Vu la requête n° 2603567 enregistrée le 13 février 2026 par laquelle Mme B... demande l’annulation de la décision attaquée.

Vu :
- la convention internationale relative aux droits de l'enfant ;
- la convention européenne de sauvegarde des droits de l'homme et des libertés fondamentales ;
- l’accord franco-algérien du 27 décembre 1968 ;
- le code de l'entrée et du séjour des étrangers et du droit d'asile ;
- le code de justice administrative.

Le président du tribunal, en application de l’article L. 511-2 du code de justice administrative, a désigné M. Danet, premier conseiller, pour statuer en matière de référés.

Les parties ont été régulièrement averties du jour de l’audience.

Ont été entendus au cours de l’audience publique du 16 mars 2026 à 14h :
- le rapport de M. Danet, juge des référés ;
- et les observations du représentant du ministre de l’intérieur.

Mme B... n’était ni présente ni représentée.

La clôture de l’instruction a été prononcée à l’issue de l’audience.

Considérant ce qui suit :

1. Aux termes de l'article L. 521-1 du code de justice administrative : « Quand une décision administrative, même de rejet, fait l'objet d'une requête en annulation ou en réformation, le juge des référés, saisi d'une demande en ce sens, peut ordonner la suspension de l'exécution de cette décision, ou de certains de ses effets, lorsque l'urgence le justifie et qu'il est fait état d'un moyen propre à créer, en l'état de l'instruction, un doute sérieux quant à la légalité de la décision (...) ».

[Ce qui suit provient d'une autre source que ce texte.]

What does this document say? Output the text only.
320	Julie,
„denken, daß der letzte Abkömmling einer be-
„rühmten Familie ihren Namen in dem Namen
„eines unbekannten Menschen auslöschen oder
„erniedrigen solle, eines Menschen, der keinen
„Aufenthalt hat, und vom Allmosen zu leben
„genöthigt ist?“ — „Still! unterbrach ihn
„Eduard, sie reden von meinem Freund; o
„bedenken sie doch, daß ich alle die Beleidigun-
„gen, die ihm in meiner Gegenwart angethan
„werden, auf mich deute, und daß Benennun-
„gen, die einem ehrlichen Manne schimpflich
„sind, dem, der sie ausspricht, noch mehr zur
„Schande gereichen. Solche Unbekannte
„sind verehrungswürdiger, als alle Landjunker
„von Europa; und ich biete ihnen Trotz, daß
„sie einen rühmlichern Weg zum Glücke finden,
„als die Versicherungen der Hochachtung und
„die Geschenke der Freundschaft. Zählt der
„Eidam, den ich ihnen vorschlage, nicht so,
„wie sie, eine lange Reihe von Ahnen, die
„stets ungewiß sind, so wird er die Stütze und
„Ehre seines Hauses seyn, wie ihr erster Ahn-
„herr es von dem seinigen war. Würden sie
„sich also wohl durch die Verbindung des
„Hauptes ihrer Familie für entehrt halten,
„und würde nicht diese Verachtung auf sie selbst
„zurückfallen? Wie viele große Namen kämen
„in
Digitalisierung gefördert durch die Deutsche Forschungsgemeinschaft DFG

2. En l’état de l’instruction, aucun des moyens invoqués par Mme B... tels qu’énoncés dans les visas de cette ordonnance ne paraît de nature à faire naître un doute sérieux quant à la légalité de la décision litigieuse. Par suite, et sans qu’il soit besoin d’apprécier la condition d’urgence, la requête de Mme B... doit être rejetée en toutes ses conclusions.


O R D O N N E :

Article 1er : La requête de Mme B... est rejetée.

Article 2 : La présente ordonnance sera notifiée à Mme C... B... et au ministre de l’intérieur.

Fait à Nantes, le 18 mars 2026.

Le juge des référés,

J. DANET
La greffière,

L. LÉCUYER


La République mande et ordonne au ministre de l’intérieur en ce qui le concerne ou à tous commissaires de justice à ce requis en ce qui concerne les voies de droit commun contre les parties privées, de pourvoir à l’exécution de la présente décision.